The latest version of their design was released on the city's website Wednesday.
It features more limestone "to break up and add visual interest," according to a heritage memo released as part of the proposal.
The memo describes vertical "fins" of limestone facing Major's Hill Park.
"The proposal conserves the cultural heritage values and attributes of on-site and adjacent heritage properties," ERA Architects wrote in the memo.
Previous designs panned
Three previous designs were generally met with contempt from both heritage experts and the public at large.
The first attempt, released in September 2016, was dismissed as too tall and described as resembling "a series of barcodes."
The architects returned two months later with a design that was widely panned for being too similar to the first, and mocked by one critic as looking "like a Travelodge has rear-ended a castle."
The third attempt came in February and featured an eight-storey pavilion clad in white steel and glass, separated from the original building by a courtyard.
It, too, drew fire, this time for resembling a "glass box."
New design 'really a modification'
Heritage Ottawa president David Jeanes said the new design responds to some of those concerns, but only "in a limited way."

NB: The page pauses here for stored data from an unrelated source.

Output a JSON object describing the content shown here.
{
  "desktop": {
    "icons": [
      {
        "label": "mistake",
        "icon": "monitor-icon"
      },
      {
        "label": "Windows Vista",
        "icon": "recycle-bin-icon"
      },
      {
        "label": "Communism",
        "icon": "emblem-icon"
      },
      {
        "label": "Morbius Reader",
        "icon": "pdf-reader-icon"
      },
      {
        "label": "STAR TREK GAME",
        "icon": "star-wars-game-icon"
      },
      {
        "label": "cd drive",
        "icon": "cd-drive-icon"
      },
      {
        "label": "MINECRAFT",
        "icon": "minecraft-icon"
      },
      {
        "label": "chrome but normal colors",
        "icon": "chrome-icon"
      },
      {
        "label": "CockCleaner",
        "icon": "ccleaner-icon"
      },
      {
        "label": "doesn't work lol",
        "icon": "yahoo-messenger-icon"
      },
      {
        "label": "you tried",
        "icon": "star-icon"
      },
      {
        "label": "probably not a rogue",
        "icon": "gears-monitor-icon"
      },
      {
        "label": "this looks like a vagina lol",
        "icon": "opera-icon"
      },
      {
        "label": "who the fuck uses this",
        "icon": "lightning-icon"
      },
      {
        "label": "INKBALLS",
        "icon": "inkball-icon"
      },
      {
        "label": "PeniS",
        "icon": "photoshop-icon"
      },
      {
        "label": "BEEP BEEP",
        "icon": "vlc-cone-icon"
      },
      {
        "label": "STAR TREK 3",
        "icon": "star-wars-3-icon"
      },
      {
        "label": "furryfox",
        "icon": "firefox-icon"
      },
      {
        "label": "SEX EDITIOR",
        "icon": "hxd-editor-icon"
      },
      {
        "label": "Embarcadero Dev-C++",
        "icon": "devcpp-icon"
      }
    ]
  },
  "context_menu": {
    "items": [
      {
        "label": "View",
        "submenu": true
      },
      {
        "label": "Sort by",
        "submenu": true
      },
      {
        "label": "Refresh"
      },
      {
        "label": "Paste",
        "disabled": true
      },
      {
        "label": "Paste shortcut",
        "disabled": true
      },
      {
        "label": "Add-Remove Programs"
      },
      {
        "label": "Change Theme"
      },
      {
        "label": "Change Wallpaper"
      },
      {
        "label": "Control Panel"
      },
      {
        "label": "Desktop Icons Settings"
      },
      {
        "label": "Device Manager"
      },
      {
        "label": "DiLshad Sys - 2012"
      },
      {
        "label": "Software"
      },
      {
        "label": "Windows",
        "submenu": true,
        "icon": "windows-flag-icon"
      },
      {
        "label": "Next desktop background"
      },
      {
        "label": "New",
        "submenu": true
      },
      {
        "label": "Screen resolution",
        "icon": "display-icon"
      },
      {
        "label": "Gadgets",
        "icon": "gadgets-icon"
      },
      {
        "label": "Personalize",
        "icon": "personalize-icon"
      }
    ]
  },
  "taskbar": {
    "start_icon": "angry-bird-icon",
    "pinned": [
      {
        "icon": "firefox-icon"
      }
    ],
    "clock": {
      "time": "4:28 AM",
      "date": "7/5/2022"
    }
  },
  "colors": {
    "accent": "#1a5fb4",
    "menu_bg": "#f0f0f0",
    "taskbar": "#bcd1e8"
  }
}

While the latest version seems to address some specific worries over sight lines, for example, other issues remain.
"The new design is really a modification of the three earlier designs," Jeanes said.
Heritage Ottawa hasn't released its official opinion on the new design.
In a written release, the city acknowledged the public's concerns about the contemporary design, but said the Ontario Heritage Act doesn't prescribe such details when it comes to additions to historic buildings.
"In fact, heritage conservation practices in Canada encourage additions to heritage buildings to be of their current time," the city noted.
After that, the proposal will go before planning committee and city council.